For those that have not run into it, amazonses.com is 'Amazon Simple Email Service', where Amazon carefully sends out email for you in a way that is designed to get as much of it delivered as possible and to let you wash annoying people who complain out of your lists as effectively as possible (which probably includes forwarding complaints from those people to you, which is something that has historically caused serious problems for people who file complaints due to spammer retaliation). I translate from the marketing language on their website, of course.
In the process of doing this amazonses.com sends from their own
IP address space, using their own HELO names, their own domain
name, and completely opaque sender envelope address information.
Want to get some email sent through amazonses.com but not the email
from spammers you've identified? You're plain out of luck at the
basic SMTP level; your only option is to parse the actual message
during the DATA phase and look for markers. Of course this helps
spammers, since they get a free ride on the fact that you may not
be able to block amazonses.com email in general.
I'm fairly sure that Amazon does not deliberately want to run a mail spamming service. It's just that, as usual, not running a mail spamming service would cost them too much money and too much effort and they are in a position to not actually care. So everyone else gets to lose. Welcome to the modern Internet email environment, where receiving email from random strangers to anything except disposable email addresses gets to be more and more of a problem every year.

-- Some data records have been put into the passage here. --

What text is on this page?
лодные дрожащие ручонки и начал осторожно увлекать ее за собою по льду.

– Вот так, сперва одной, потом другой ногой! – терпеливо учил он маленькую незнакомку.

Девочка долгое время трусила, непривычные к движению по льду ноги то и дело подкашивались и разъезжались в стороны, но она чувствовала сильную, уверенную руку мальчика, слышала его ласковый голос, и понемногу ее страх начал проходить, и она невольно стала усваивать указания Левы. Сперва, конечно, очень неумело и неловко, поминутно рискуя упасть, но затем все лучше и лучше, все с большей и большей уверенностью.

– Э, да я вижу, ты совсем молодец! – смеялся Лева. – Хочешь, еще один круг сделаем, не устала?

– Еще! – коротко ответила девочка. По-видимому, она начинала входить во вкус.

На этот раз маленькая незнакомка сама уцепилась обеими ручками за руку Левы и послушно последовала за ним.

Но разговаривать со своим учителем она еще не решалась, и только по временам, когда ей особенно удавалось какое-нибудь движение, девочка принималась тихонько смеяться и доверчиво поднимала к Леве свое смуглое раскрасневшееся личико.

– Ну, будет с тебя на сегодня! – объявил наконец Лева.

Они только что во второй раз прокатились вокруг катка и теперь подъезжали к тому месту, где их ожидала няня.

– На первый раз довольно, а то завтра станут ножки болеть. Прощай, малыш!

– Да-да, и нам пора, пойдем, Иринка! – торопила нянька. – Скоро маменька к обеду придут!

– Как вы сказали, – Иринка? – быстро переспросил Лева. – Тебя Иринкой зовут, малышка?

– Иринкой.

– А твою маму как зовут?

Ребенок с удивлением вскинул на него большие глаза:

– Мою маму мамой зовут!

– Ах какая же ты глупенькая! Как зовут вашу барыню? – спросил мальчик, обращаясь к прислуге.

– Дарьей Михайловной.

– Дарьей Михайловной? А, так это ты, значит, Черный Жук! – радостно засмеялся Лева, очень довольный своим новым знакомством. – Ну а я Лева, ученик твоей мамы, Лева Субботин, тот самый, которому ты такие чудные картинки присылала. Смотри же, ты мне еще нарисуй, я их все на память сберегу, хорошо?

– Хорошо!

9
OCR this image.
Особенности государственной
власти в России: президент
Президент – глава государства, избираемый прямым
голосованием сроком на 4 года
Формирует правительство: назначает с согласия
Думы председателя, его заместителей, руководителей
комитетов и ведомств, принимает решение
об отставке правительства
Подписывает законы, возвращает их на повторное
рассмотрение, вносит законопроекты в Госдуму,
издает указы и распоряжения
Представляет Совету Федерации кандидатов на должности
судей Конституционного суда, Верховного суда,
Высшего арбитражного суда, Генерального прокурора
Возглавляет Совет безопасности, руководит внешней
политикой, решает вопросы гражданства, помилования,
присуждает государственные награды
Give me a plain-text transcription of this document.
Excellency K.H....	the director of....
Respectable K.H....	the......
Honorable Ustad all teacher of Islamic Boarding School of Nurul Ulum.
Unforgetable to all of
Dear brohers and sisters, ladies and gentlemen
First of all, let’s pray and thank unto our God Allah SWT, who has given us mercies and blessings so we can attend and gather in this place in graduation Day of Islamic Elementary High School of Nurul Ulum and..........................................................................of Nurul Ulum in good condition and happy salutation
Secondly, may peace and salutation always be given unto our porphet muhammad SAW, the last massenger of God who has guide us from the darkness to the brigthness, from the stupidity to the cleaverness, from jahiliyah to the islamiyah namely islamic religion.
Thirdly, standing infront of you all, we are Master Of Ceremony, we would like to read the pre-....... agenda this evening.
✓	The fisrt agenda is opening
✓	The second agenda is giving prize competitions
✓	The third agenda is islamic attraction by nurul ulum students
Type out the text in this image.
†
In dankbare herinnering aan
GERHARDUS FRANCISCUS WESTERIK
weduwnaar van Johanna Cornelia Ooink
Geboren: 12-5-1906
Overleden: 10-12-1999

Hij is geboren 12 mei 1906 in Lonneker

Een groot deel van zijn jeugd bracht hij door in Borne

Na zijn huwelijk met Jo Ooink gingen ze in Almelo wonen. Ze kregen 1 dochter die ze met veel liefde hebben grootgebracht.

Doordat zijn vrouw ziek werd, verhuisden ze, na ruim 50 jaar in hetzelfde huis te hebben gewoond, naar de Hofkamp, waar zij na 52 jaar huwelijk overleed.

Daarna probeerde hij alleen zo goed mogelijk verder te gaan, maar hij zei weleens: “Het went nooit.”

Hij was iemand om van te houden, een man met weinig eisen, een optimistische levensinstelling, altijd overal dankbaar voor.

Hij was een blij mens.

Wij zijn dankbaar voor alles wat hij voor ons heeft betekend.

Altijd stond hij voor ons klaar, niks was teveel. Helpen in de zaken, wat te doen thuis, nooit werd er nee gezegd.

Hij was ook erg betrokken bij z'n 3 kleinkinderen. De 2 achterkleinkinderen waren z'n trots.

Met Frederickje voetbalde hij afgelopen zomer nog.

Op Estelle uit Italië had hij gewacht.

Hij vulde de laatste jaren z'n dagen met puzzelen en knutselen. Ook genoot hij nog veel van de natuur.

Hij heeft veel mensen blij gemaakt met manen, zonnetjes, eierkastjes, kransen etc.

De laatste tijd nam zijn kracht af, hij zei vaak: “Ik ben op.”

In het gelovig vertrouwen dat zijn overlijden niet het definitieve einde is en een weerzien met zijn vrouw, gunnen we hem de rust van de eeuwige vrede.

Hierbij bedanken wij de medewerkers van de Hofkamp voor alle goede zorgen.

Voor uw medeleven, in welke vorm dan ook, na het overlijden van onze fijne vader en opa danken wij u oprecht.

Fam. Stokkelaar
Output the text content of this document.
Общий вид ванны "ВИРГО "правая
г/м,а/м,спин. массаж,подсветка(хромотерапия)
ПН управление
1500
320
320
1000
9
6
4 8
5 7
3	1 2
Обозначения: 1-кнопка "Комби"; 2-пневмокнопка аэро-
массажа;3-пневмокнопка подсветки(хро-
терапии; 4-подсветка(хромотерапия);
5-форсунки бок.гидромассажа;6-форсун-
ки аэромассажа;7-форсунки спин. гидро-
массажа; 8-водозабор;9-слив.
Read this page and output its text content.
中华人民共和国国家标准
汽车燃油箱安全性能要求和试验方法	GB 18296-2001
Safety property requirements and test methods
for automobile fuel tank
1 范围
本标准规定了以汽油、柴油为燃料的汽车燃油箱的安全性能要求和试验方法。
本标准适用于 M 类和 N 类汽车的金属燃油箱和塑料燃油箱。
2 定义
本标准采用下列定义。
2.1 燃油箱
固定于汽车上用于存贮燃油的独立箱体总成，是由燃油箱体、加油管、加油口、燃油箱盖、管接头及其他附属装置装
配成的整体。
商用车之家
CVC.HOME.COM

(As far as I can tell, Amazon does not even require you to use their own mailing list software, managed by Amazon so that Amazon can confirm subscriptions and monitor things like that. You're free to roll your own mail blast software and as far as I can tell my specific spammer did.)
2015-04-29
The 'EHLO ylmf-pc' plague of SMTP authentication guessers
If you run a mail server on the Internet and look at your logs, you may
have noticed a lot of connections from machines that EHLO with the
name ylmf-pc. There are many pages about this on the web, and the
general consensus is that this is some sort of long standing brute force
SMTP authentication guessing botnet or piece of software. Whatever it
is, it's quite annoying and may also be unevenly distributed in action.
(I've mentioned them before in passing.)
I can't say with any confidence what it is, because it also seems
to be pretty dumb and limited. Our new authenticated SMTP server doesn't offer authentication
before you STARTTLS, but it will afterwards. This can't be an
uncommon configuration, yet I see a whole plague of ylmf-pc
machines connecting to it and then immediately disconnecting without
trying anything more (and in particular without STARTTLS). It's
as if they connect, examine the EHLO response, see no authentication
advertised, and then immediately disconnect.
Of course, that's when the real annoyance comes in; these machines aren't content with doing this just once. Oh no. A ylmf-pc machine will do this same connect, EHLO, then disconnect cycle over and over and over again, very fast. Our logs typically show multiple connects and disconnects a second. We have firewall connection limiters that cut in to temporarily block these IPs, but otherwise a ylmf-pc machine will also keep doing this for quite a while. This creates quite a bunch of log spam, even with the firewall blocking IPs for us.
I was going to confidently say that the ylmf-pc plague hits some of our machines much more than other ones and speculate about why, but it turns out that I can't; our inbound MX gateway doesn't even log machines that do this connect then disconnect game, so I can't tell whether or not the ylmf-pc brigade is ignoring them. They do seem to do at least a little bit of scanning of the Internet in general, but they also seem much more concentrated on machines with MX entries and machines with suggestive DNS names (such names seem to cause spammers to show up fast, although I haven't tried a scientific test of this).
(This is apparently the signature of a botnet called 'PushDo' or 'Cutwail', per this stackoverflow question and answer (also). The oldest mention I can find in my own logs is November of 2013, but it looks like this pattern may go back to 2012 and possibly earlier.)